January 8th, 2006

Dalai Lama

A Muse Greatest Hit: The Muse Meets the Black Death

The Muse knelt in front of the toilet, pale and trembling. "I'm dying."

I sat on the tub's edge behind her, lightly stroking her back. "You're not dying. You're just sick."

"Nuh-uh, this time it's for real," she said. "Ebola or something."

"No, honey. If it was ebola, you'd be bleeding from your eyes."

She leaned forward over the toilet bowl. "If I puke anymore, I will be."

"Don't move," I said, and gathered her hair up in my hands and tied it back. "Friends don't let friends barf in their hair."

"So sweet," she said, and then suddenly and without warning vomited into the toilet. Nothing much came up this time. It had been a long ten minutes before that, and there wasn't much left in her belly to rise up. Soon, the heaves stopped and she wiped her mouth with the wash cloth I had handed her earlier. "I'm going to be coughing up an unborn twin before too long."

"If anybody else's teeth or hair come out of your mouth, you're on your own."

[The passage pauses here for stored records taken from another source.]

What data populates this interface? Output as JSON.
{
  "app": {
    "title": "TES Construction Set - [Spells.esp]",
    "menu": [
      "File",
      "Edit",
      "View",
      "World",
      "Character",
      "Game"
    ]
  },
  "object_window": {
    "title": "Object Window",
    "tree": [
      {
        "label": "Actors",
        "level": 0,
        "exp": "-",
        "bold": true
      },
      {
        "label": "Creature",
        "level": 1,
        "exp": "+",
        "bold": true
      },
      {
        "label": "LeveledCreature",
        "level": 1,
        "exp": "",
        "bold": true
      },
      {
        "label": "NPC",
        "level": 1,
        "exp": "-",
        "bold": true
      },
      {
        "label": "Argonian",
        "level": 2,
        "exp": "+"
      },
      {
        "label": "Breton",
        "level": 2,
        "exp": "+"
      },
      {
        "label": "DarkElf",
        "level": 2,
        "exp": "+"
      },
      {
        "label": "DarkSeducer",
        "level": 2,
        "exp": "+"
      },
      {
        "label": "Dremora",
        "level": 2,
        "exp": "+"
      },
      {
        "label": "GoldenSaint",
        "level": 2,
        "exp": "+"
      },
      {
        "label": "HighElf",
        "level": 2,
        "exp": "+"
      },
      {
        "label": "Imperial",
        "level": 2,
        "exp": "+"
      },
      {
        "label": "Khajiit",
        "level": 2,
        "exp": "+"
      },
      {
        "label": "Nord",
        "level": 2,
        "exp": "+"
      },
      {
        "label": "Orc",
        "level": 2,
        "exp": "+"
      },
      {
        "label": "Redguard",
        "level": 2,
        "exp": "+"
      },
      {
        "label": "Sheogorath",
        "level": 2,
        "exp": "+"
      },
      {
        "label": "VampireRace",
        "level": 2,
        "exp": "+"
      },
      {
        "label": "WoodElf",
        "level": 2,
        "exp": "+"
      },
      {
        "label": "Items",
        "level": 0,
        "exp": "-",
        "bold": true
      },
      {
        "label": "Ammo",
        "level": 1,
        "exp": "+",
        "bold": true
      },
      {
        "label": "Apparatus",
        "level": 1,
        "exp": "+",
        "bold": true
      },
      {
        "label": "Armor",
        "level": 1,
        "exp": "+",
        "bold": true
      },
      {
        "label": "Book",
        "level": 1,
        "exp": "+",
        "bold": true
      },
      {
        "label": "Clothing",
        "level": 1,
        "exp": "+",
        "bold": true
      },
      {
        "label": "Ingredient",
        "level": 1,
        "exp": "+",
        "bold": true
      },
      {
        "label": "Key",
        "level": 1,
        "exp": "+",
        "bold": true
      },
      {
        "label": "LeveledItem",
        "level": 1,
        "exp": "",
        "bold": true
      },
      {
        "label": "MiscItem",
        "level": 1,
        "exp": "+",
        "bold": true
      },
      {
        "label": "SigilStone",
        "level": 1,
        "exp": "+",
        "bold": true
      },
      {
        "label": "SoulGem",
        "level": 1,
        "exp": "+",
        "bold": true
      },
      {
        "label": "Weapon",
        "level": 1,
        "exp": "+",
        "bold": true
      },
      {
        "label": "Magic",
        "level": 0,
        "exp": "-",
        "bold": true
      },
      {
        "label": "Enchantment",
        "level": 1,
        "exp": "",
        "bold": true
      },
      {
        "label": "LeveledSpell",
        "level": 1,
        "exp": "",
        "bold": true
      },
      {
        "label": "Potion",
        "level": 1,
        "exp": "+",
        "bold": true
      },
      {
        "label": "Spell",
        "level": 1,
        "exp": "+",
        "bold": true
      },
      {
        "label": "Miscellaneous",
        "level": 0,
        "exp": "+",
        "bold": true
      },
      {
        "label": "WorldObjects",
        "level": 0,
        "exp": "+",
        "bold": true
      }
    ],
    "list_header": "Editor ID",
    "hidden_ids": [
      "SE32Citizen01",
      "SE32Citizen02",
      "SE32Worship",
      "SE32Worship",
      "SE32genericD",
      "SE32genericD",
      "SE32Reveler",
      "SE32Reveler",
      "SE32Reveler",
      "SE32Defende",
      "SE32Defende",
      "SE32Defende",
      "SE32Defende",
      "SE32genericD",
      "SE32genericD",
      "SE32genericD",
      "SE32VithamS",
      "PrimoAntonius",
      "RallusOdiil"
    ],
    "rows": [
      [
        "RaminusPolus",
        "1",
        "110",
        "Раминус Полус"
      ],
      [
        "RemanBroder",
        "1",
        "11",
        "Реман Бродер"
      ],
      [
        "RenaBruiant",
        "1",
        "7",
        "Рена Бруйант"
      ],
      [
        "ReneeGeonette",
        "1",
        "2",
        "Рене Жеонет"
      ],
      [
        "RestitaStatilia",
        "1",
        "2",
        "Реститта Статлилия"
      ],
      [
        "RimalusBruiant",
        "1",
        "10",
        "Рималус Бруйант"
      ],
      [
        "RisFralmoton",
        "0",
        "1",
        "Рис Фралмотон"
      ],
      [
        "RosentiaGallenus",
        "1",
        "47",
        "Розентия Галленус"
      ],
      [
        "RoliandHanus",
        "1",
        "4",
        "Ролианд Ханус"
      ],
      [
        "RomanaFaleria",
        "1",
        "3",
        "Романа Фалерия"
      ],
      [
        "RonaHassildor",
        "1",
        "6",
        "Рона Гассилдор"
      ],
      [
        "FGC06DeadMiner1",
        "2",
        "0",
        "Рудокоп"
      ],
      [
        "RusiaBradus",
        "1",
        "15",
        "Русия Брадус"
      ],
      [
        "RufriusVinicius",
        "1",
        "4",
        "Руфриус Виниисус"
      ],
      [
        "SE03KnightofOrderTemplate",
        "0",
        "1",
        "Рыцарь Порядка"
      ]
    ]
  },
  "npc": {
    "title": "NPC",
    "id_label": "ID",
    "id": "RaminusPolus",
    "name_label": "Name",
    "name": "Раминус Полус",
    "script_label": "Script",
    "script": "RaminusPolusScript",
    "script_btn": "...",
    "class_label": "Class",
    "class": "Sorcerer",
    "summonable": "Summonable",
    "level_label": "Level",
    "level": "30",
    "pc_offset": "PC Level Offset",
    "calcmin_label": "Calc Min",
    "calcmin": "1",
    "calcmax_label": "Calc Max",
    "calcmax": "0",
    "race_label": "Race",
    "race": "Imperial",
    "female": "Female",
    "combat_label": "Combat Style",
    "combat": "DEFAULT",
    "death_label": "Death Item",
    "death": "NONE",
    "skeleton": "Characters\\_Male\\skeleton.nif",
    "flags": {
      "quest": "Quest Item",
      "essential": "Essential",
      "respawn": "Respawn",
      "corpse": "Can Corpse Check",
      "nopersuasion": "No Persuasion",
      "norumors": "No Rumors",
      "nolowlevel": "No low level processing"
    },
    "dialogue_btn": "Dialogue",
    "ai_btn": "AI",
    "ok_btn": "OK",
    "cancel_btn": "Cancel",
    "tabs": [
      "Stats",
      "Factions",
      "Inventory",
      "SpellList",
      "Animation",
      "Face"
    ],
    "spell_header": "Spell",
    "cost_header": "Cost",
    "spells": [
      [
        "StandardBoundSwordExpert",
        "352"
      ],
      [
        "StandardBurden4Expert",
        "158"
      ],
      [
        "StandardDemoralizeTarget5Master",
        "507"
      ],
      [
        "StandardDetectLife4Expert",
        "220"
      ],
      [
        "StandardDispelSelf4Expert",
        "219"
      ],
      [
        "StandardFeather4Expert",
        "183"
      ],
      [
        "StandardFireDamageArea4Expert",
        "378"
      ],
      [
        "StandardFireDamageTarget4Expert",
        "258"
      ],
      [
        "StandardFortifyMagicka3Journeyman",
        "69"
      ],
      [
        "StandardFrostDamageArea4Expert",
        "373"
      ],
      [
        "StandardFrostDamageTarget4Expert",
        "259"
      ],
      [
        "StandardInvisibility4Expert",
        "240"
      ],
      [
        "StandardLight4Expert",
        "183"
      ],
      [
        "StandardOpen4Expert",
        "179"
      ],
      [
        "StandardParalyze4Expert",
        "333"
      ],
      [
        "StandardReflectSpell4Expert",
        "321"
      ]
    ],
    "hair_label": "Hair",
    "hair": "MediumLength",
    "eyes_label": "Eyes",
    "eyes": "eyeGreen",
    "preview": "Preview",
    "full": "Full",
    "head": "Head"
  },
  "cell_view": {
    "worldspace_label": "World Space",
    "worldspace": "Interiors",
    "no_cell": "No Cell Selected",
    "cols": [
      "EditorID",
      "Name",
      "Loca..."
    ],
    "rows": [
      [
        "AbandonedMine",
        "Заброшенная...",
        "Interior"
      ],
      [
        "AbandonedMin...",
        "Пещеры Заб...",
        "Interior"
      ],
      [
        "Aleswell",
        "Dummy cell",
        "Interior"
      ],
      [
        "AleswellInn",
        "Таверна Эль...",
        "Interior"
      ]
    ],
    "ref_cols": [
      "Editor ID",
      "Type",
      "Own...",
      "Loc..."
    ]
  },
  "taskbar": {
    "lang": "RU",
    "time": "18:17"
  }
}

She groaned. "God, stop. You're gonna kill me."

"Then I'll meet you again in the next life, and you can kill me in return."

"I'm going to puke on you in the next life. Drown you in a sea of vomit." She gagged. "God, I'm grossing myself out."

I knelt beside her and touched her hand. "Do I get any bonus points for keeping your hair out of it?"

"My undying love," she said. "Now get out of my way." She let go again, and retched long and hard. At the end, she coughed twice and looked into the bowl. "Hey, look at that: ambergris."

"Very funny," I said, and flushed the toilet for her. "Even for someone bleeding from the eyes."